Hindus understand the nature our universe as one of constant rebirth at the individual and cosmic levels. For more than 4,000 years, it seems, Hindu prophets have been preaching that the universe is to be extinguished and to be reborn again and again and again…

Surprise! It’s possible they were right.

Leading theories about the nature of the cosmos lend themselves to this understanding; the universe might someday contract again like a balloon deflating only to start all over again. Hence the Big Bang.

Another surprising element is the order of the universe. There is a plan to the stars. Call this plan science, or quantum mechanics, or even cosmic law, but everything seems to follow a special pattern. As the nucleus is to the electron, so the star is to the planet. So goes the relationship between our sun and our galaxy, and perhaps even our galaxy and our universe.

In the Midwest, the response to these images has been far greater. In more remote areas of the United States amateur astronomers are born under each new night’s sky.

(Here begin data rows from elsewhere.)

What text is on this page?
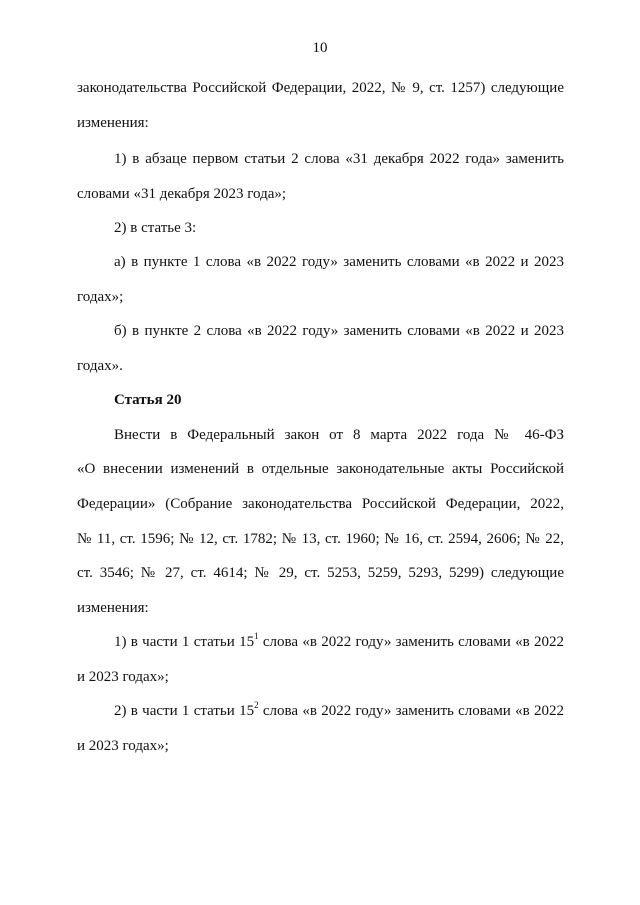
10
законодательства Российской Федерации, 2022, № 9, ст. 1257) следующие
изменения:
1) в абзаце первом статьи 2 слова «31 декабря 2022 года» заменить
словами «31 декабря 2023 года»;
2) в статье 3:
а) в пункте 1 слова «в 2022 году» заменить словами «в 2022 и 2023
годах»;
б) в пункте 2 слова «в 2022 году» заменить словами «в 2022 и 2023
годах».
Статья 20
Внести в Федеральный закон от 8 марта 2022 года № 46-ФЗ
«О внесении изменений в отдельные законодательные акты Российской
Федерации» (Собрание законодательства Российской Федерации, 2022,
№ 11, ст. 1596; № 12, ст. 1782; № 13, ст. 1960; № 16, ст. 2594, 2606; № 22,
ст. 3546; № 27, ст. 4614; № 29, ст. 5253, 5259, 5293, 5299) следующие
изменения:
1) в части 1 статьи $15^1$ слова «в 2022 году» заменить словами «в 2022
и 2023 годах»;
2) в части 1 статьи $15^2$ слова «в 2022 году» заменить словами «в 2022
и 2023 годах»;
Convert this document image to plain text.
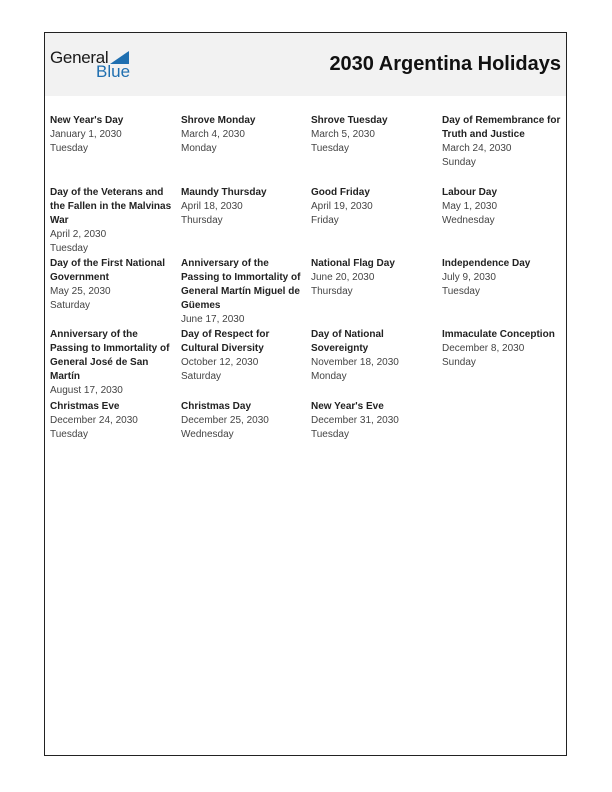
General
Blue	2030 Argentina Holidays
New Year's Day
January 1, 2030
Tuesday
Shrove Monday
March 4, 2030
Monday
Shrove Tuesday
March 5, 2030
Tuesday
Day of Remembrance for Truth and Justice
March 24, 2030
Sunday
Day of the Veterans and the Fallen in the Malvinas War
April 2, 2030
Tuesday
Maundy Thursday
April 18, 2030
Thursday
Good Friday
April 19, 2030
Friday
Labour Day
May 1, 2030
Wednesday
Day of the First National Government
May 25, 2030
Saturday
Anniversary of the Passing to Immortality of General Martín Miguel de Güemes
June 17, 2030
National Flag Day
June 20, 2030
Thursday
Independence Day
July 9, 2030
Tuesday
Anniversary of the Passing to Immortality of General José de San Martín
August 17, 2030
Day of Respect for Cultural Diversity
October 12, 2030
Saturday
Day of National Sovereignty
November 18, 2030
Monday
Immaculate Conception
December 8, 2030
Sunday
Christmas Eve
December 24, 2030
Tuesday
Christmas Day
December 25, 2030
Wednesday
New Year's Eve
December 31, 2030
Tuesday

Many astronomers have been critical of the public appeal saying largely that laymen’s interest in space is limited to Star Wars and B-rate movies like Independence Day.

Astronomers are indeed biting the hand that feeds them. If these images have an impact and mean something other than science to us as human beings then it is our just dessert.

Ever since we crawled out of the jungle we have desired to explore. We have covered every inch of this Earth to places inhospitable and to others where man does not belong.

There is something innate in man that brings him to discover. Space will be that next discovery and we will surely find it to be exotic, dangerous and beautiful beyond imagination.

This is not the cold, dark, barren universe you learned about in high school. Look up and see a masterpiece. And if you find something spiritually resounding, you’re not alone.